Discussing a wide-range of topics—from colonialism to cat obsessions—artists around Hong Kong are inspired by the “Western Mindset” that Odd One Out owner Phemie Chong Pik-kwan teaches in her art gallery in Wan Chai. The focus on artist representation has allowed for artists to feel empowered by the zines. Odd One Out artist Charlene Man Sin-hang, creator of a zine entitled Villain Hitting, explores Cantonese cultural themes that “remind people in Hong Kong how important these cultures are to [Chinese].”

Other popular Chinese zines include Genda, an independent, bilingual zine published in China that, “[intersects] Western and Eastern culture.” Wanting to not only provide an outlet for emerging artists, Genda emphasizes a focus on experience that includes asking controversial questions that spark much needed dialogue.

As the zine scene thrives in Asia, ypung people around the world have also began to use the zine as a medium of conversation and resistance. In Britain, where about 7% of people are of Asian descent, popular zines such as Daikon Zine have become more influential, especially among immigrant and first-generation youth.

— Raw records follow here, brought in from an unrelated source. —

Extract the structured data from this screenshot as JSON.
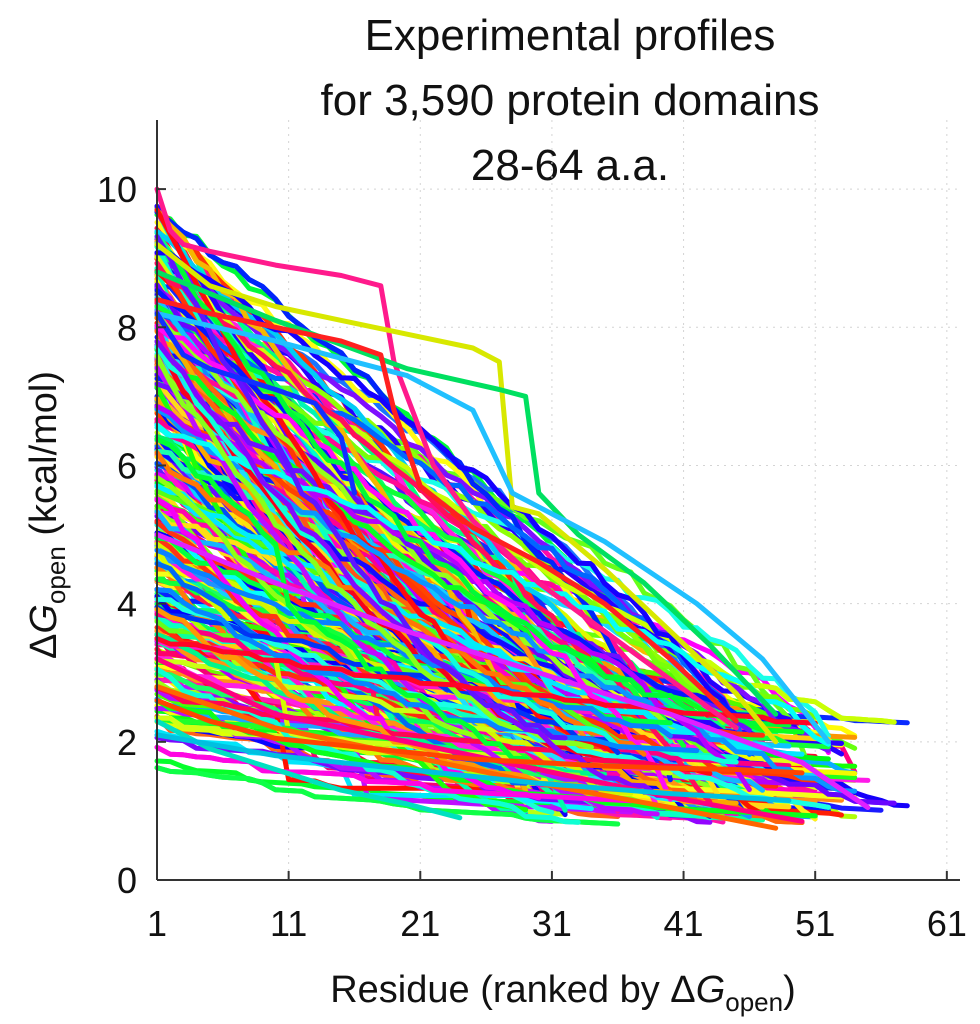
{
  "chart_data": {
    "type": "line",
    "title": [
      "Experimental profiles",
      "for 3,590 protein domains",
      "28-64 a.a."
    ],
    "xlabel": {
      "prefix": "Residue (ranked by Δ",
      "var": "G",
      "sub": "open",
      "suffix": ")"
    },
    "ylabel": {
      "prefix": "Δ",
      "var": "G",
      "sub": "open",
      "suffix": " (kcal/mol)"
    },
    "xlim": [
      1,
      62
    ],
    "ylim": [
      0,
      11
    ],
    "xticks": [
      1,
      11,
      21,
      31,
      41,
      51,
      61
    ],
    "yticks": [
      0,
      2,
      4,
      6,
      8,
      10
    ],
    "grid": true,
    "legend": "none",
    "series_count_drawn": 420,
    "highlight_series": [
      {
        "color": "#ff1a8c",
        "x": [
          1,
          2,
          3,
          5,
          10,
          15,
          18,
          19,
          20,
          22,
          25,
          30,
          35,
          40,
          45
        ],
        "y": [
          10.0,
          9.4,
          9.2,
          9.1,
          8.9,
          8.75,
          8.6,
          7.5,
          7.0,
          6.0,
          5.2,
          4.3,
          3.6,
          2.9,
          2.2
        ]
      },
      {
        "color": "#d8e800",
        "x": [
          1,
          5,
          10,
          15,
          20,
          25,
          27,
          28,
          30,
          35,
          40,
          45,
          48
        ],
        "y": [
          9.2,
          8.6,
          8.3,
          8.1,
          7.9,
          7.7,
          7.5,
          5.4,
          5.3,
          4.5,
          3.6,
          2.7,
          2.0
        ]
      },
      {
        "color": "#00e060",
        "x": [
          1,
          10,
          20,
          27,
          29,
          30,
          33,
          38,
          43,
          48
        ],
        "y": [
          8.8,
          8.1,
          7.4,
          7.1,
          7.0,
          5.6,
          5.0,
          4.3,
          3.4,
          2.4
        ]
      },
      {
        "color": "#20c0ff",
        "x": [
          1,
          10,
          20,
          25,
          28,
          35,
          42,
          47,
          52
        ],
        "y": [
          8.2,
          7.8,
          7.3,
          6.8,
          5.6,
          4.9,
          4.0,
          3.2,
          2.0
        ]
      },
      {
        "color": "#1030ff",
        "x": [
          1,
          3,
          5,
          10,
          13,
          15,
          16
        ],
        "y": [
          8.2,
          7.6,
          7.4,
          7.1,
          6.9,
          6.4,
          5.6
        ]
      },
      {
        "color": "#ff2020",
        "x": [
          1,
          5,
          10,
          15,
          18,
          19,
          21,
          25,
          30,
          35,
          40,
          45
        ],
        "y": [
          8.4,
          8.2,
          8.0,
          7.8,
          7.6,
          6.8,
          5.7,
          5.1,
          4.6,
          4.0,
          3.2,
          2.3
        ]
      },
      {
        "color": "#e020ff",
        "x": [
          1,
          10,
          20,
          30,
          40,
          50,
          55
        ],
        "y": [
          5.0,
          4.3,
          3.6,
          3.0,
          2.4,
          1.7,
          1.05
        ]
      },
      {
        "color": "#ff6600",
        "x": [
          1,
          10,
          20,
          30,
          40,
          48
        ],
        "y": [
          2.8,
          2.2,
          1.8,
          1.4,
          1.05,
          0.75
        ]
      },
      {
        "color": "#ff0080",
        "x": [
          1,
          10,
          20,
          30,
          40,
          50
        ],
        "y": [
          3.2,
          2.4,
          2.0,
          1.6,
          1.2,
          0.85
        ]
      },
      {
        "color": "#00e0c0",
        "x": [
          1,
          5,
          10,
          15,
          20,
          24
        ],
        "y": [
          2.3,
          1.9,
          1.6,
          1.3,
          1.1,
          0.9
        ]
      },
      {
        "color": "#ff4400",
        "x": [
          1,
          5,
          10,
          15,
          20,
          25,
          30,
          35,
          40,
          45,
          50
        ],
        "y": [
          2.6,
          2.3,
          2.05,
          1.95,
          1.85,
          1.75,
          1.7,
          1.65,
          1.62,
          1.6,
          1.55
        ]
      },
      {
        "color": "#00c0e0",
        "x": [
          1,
          10,
          20,
          30,
          40,
          49
        ],
        "y": [
          2.1,
          1.8,
          1.6,
          1.4,
          1.25,
          1.15
        ]
      }
    ]
  }
}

Founded by several women of South and East Asian descent, Daikon seeks to include often marginalized groups in predominantly white societies. Their manifesto states Daikon is “a platform for Asian voices that are so often underrepresented and undervalued in mainstream political discourse.” Their focus is on building solidarity among Asian women by celebrating their diversity through art, creative writing, and other forms of expression.